If we had a free market for instructional services, we wouldn’t need to raise the issue.
No, they are, on average, overpaid for their abilities and effort.
Who knew.
Good teachers have always been underpaid, in terms of monetary reward, because of the great service they perform in molding young minds into highly productive adults. Inferior teachers, on the other hand, are vastly OVERPAID, in terms of the damage they do in destroying or inhibiting potential in these same young skulls full of mush.
The problem lies in that the good teachers cannot be identified and differentiated from the bad ones until after several years of experience and field testing. The evil of the Chicago system is that the bad ones cannot be weeded out and removed from the system. Because of the protective nature of the union membership, these bad teachers are shifted out of the class rooms, but instead of being fired outright and thus no longer a burden on the system, they are “kicked upstairs” into some meaningless position in “administration” where they sap the resources of the established cash flow funding, stealing it from what may be otherwise used to improve the delivery of educational services to the real consumers of those resources, the children.
Until this inherent evil is addressed and removed from the system, the cancer will continue to grow and fester, making the whole effort to educate the young an exercise in futility. While the time of the young is being filled, no effective, productive education is going on. That is not to say the young are not learning SOMETHING, it is just not socially or economically anything that is productive.
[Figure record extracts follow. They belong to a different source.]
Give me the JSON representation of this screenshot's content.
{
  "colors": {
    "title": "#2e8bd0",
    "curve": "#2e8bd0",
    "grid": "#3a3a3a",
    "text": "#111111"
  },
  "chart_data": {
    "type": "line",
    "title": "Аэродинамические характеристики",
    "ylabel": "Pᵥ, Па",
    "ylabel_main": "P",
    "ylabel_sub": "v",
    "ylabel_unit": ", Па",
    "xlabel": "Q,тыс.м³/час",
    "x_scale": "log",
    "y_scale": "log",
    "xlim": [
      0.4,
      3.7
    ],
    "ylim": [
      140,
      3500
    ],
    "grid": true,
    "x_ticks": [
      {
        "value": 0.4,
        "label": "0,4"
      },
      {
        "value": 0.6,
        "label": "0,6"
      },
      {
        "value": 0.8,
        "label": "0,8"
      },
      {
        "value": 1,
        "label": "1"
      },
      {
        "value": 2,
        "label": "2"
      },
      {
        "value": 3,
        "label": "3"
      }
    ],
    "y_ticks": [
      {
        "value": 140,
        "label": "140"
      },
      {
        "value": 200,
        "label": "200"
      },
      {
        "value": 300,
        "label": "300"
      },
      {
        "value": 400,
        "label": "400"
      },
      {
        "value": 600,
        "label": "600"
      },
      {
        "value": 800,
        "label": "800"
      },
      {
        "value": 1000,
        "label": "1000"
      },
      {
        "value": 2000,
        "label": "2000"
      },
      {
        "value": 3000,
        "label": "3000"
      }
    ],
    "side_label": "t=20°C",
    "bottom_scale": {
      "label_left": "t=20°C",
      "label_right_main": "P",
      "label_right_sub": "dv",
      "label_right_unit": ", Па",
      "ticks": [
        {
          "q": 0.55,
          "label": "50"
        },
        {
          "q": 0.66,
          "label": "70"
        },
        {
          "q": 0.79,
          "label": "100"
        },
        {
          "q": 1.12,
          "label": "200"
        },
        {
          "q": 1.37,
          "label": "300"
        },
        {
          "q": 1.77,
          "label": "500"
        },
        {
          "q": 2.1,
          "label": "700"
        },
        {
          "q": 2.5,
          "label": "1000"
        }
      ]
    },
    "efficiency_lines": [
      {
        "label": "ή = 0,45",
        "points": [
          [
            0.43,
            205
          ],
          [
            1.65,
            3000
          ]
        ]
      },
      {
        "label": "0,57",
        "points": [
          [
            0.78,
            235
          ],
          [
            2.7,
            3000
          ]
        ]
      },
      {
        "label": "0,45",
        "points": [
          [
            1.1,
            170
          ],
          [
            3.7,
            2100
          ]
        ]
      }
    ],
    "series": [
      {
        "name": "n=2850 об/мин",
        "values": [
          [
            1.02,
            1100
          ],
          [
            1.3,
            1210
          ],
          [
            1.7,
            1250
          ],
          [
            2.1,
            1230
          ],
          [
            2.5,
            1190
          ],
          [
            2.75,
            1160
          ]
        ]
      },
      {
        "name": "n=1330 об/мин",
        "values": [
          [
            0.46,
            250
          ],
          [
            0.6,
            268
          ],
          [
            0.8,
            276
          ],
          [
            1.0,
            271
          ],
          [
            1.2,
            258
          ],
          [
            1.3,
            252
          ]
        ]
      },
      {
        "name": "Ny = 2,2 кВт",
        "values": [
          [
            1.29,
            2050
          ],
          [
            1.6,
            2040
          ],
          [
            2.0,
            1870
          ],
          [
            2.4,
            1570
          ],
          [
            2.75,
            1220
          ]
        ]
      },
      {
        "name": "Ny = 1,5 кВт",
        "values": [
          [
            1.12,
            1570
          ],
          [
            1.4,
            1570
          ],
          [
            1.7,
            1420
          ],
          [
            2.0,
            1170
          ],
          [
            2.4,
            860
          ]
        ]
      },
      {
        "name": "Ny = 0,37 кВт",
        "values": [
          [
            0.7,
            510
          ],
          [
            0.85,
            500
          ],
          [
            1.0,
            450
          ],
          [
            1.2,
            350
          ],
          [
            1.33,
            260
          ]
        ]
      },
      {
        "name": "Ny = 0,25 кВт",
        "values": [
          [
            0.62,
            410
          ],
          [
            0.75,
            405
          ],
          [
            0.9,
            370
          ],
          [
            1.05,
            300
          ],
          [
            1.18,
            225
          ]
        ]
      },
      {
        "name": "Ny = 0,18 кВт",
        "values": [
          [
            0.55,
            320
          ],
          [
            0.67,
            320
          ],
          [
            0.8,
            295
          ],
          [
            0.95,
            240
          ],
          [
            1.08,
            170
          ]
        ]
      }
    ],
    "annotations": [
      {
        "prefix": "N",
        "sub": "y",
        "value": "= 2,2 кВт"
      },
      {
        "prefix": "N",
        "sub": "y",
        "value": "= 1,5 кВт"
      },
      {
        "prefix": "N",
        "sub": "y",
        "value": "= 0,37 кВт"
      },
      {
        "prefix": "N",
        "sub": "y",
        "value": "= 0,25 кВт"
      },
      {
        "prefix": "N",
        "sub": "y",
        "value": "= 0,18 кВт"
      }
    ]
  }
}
And all the while, the good teachers are steadily being driven out of the system. This is not a new problem at all in urban settings, as inferior teachers have plagued the system from the beginning. A sort of Gresham’s law concerning education is at work here, the inferior teachers driving out the excellent and merely good over time.
And thus, teachers end up overpaid over time.
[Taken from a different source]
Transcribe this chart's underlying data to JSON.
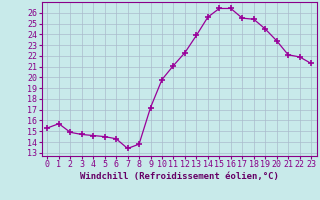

It is a myth that public school teachers are underpaid. I’m a retired teacher / administrator in Texas, but I did a stint in the private sector. Teachers work 1660 hours a year in Texas vs 2020 for private sector folks. One or more of those hours every day is a “conference” period with no kids plus they get a duty-free lunch. This isn’t a rant against teachers. A few are incredible at what they do. A few are idiots. Most are good, caring people who do the best job they know how to do just like everybody else in life. It’s just that the numbers don’t support the “under paid teacher argument”.